Historic preservation laws and regulations are guidelines – they are never prescriptive or proscriptive. They vary with every resource and they are rarely ‘precedent-setting’ because the same process applied to two resources or to two communities will never yield the same result.

When you write it like that it seems quite simple, but our minds can’t hold it well because what is consistent is not the resource or its treatment but the process of identifying, evaluating, assessing and determining the treatment.


anywhere in the world

This is the source of endless confusion and it requires you to get your mind out of the gutter of categories and nouns and into the dynamism of action and verbs.

is battery a noun or a verb in this case?

A case in point: Yesterday the Chicago Tribune had an article about a 1952 coal-powered steamship that plies Lake Michigan between Wisconsin and Michigan and dumps 4 tons of coal ash into the lake each trip. The headline “Landmark status for polluting ship?” raises the fearsome specter of landmarking and how it can flout all other rules of social and environmental order and community.

Poppycock. Humbug. Horsefeathers.

But the article unfortunately plays upon a misunderstanding of our field, especially in the U.S., that has grown up over the years. The assumption in the headline – and the first few paragraphs – is that landmark status trumps other laws, like environmental ones. You also find this assumption among building owners. It’s like preservation laws have a magical quality that makes them superior to all other clauses of the social contract.

Poppycock. Humbug. Horsefeathers. Do I need to use stronger words?

Now, if you actually read this lengthy article (thanks Trib for going back to long articles!) the truth is there. The owners of the steamer, the Badger, argue landmark status would help them in their negotiations with the EPA.

Negotiations. Landmark status doesn’t override EPA regulations or fire codes or ADA requirements or anything else. It CAN provide a way to negotiate a non-standard (I want to say post-normal) solution to those regulations. The fact of the matter is that most maritime national landmarks are museum pieces that don’t steam around the lake dumping coal ash. This particular boat has been making end-runs around environmental regulations since the 1980s and there is a separate EPA exemption being legislated even as they try the landmark status ploy. The boat merits consideration as a landmark, according to the Park Service, but that doesn’t necessarily mean it gets to keep polluting.


If I landmark the Fisk electric plant in Pilsen it doesn’t mean it gets to keep polluting. Landmarking my house doesn’t mean I have to go back to gas lights or horse-drawn carriages and landmarking an early Chicago School skyscraper doesn’t mean you have to live with one restroom per every three floors.

If you “landmark” something it means you need to follow the Secretary of the Interior’s Guidelines for Rehabilitation when you work on it. These are GUIDELINES, not rules, and they are subject to interpretation. The guidelines encourage maintaining a property in its original use but DO NOT REQUIRE IT. I can turn the Fisk plant into a nightclub or the Badger into a diesel-powered casino without affecting any landmark status either might merit.

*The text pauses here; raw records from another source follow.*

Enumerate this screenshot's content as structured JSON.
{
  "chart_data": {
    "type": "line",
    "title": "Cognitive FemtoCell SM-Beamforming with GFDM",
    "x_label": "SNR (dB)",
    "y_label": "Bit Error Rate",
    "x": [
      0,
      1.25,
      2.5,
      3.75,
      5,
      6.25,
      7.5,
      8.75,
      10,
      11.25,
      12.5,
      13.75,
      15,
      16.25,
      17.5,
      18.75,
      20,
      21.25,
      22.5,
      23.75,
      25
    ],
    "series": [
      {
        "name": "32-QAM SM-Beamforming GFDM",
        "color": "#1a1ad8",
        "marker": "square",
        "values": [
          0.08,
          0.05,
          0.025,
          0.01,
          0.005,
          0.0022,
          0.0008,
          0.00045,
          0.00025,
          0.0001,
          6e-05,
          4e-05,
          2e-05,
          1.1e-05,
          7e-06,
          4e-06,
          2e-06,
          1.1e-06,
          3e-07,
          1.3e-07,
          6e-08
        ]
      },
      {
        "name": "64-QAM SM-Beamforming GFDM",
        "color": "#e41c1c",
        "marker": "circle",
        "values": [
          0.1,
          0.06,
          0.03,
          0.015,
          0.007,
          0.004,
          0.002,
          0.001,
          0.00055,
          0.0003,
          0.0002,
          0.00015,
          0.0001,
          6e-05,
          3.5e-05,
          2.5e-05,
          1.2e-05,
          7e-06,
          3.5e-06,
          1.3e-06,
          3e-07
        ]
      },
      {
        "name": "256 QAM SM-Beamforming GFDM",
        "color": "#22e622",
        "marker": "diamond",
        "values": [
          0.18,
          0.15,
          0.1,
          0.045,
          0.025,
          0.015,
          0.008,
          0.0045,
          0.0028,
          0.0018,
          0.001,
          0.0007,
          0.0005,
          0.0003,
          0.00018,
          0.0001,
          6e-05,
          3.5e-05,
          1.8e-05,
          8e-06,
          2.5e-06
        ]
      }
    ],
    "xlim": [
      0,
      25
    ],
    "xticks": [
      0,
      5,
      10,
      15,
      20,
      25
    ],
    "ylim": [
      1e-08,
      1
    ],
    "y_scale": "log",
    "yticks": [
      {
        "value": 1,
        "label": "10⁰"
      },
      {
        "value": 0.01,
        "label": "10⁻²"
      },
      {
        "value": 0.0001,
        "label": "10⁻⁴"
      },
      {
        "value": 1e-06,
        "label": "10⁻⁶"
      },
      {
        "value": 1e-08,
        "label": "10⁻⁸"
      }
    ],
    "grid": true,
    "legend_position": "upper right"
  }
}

People often hope that landmark status can help them in the “negotiations” over some other issue, and in truth, it can sometimes. But it is not a magical mystery bullet or even an arcane set of rules. They are GUIDELINES and they are ADVISORY, not REGULATORY, as the government’s own website states unequivocally.

Get into historical significance and the absurdity of the argument grows wider than the Irrawaddy in flood. If I preserve Versailles do I need to restore the French monarchy? Of course not.

the original Shwedagon Pagoda, NOT the copy in the new capital

le salon c’est moi

The whole point of saving something is so you can keep reinterpreting it and repurposing it. Nothing is static, ESPECIALLY in the field of heritage conservation, a field whose only constant is a process of dynamic change and its sensible management.